Senate rolls back new FCC rules

Union leaders praised the Senate’s 50-45 vote to dump media concentration rules approved earlier in 2003 by the Bush-dominated Federal Communications Commission.

But the fight isn’t over yet.

The Senate’s Sept. 16 decision was bipartisan, with several conservative Republicans, such as Trent Lott (Miss.) and Wayne Allard (Colo.), joining Democratic sponsor Byron Dorgan (N.D.).

Earlier this year, the House dumped just one of the media concentration rules–though by a 400-21 margin. But the Senate vote showed Bush’s backers have enough support to uphold a veto.

Still, the vote cheered Linda Foley, The Newspaper Guild’s president and a leader in the fight against the media rules.

“FCC Chairman Michael Powell chose to ignore the wishes of hundreds of thousands of citizens,” Foley said in a statement. “The Senate listened. FCC’s deregulation of media is bad for democracy. Today, democracy rose up to let the people be heard.”

She also said the vote sent a signal to the conglomerates themselves, that citizens “are not about to abandon democratic ideals and public discourse for corporate gains.”

The FCC rules would let big media conglomerates–including AOL-Time Warner and the right-wing network Fox–own newspapers and TV stations in the same metro market, reducing access for and coverage of workers. FCC would also let the networks own TV stations reaching 45 percent of U.S. households.
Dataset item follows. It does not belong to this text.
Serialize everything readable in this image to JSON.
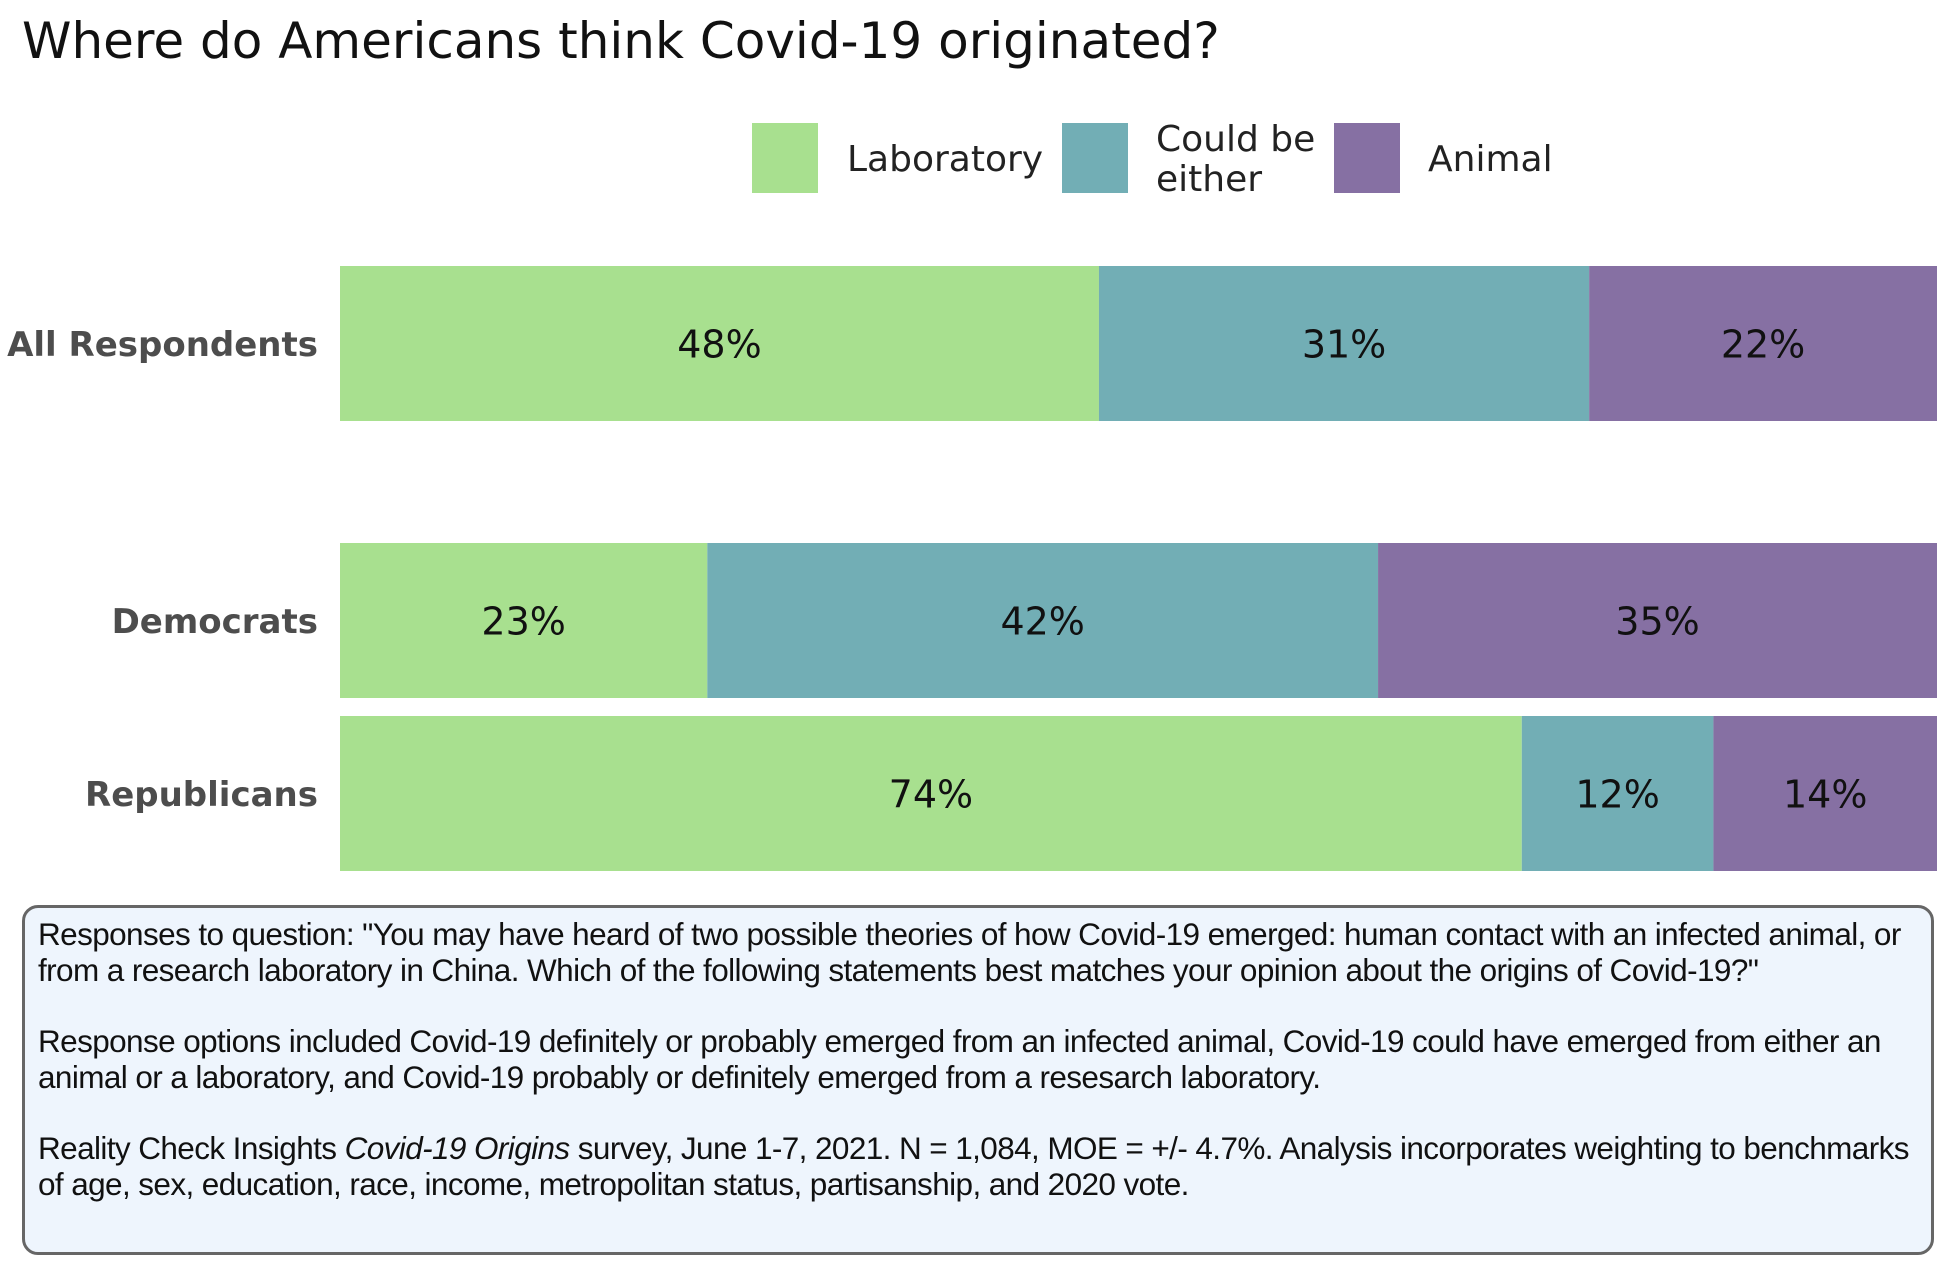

“This was one of the most complete cave-ins to corporate interests I’ve ever seen by what is supposed to be a federal reg-ulatory agency,” Dorgan said. “It is clear the public agrees.”

TNG and its parent union, the Communications Workers, led the fight against the rules, because conglomerate control of the media would shut labor off the airwaves.

CWA President Morton Bahr told the FCC before its June 30 decision that conglomerate-owned stations deliberately refused to accept advertising from unions, but not from the businesses, in labor-management disputes in Atlanta, Cleveland and elsewhere.

Thousands of protests flooded the FCC before its ruling and more than 400,000 hit the Senate before the vote, said Dorgan. Among them: 300,000 postcards from National Rifle Association members and 100,000 letters from Consumers Union members.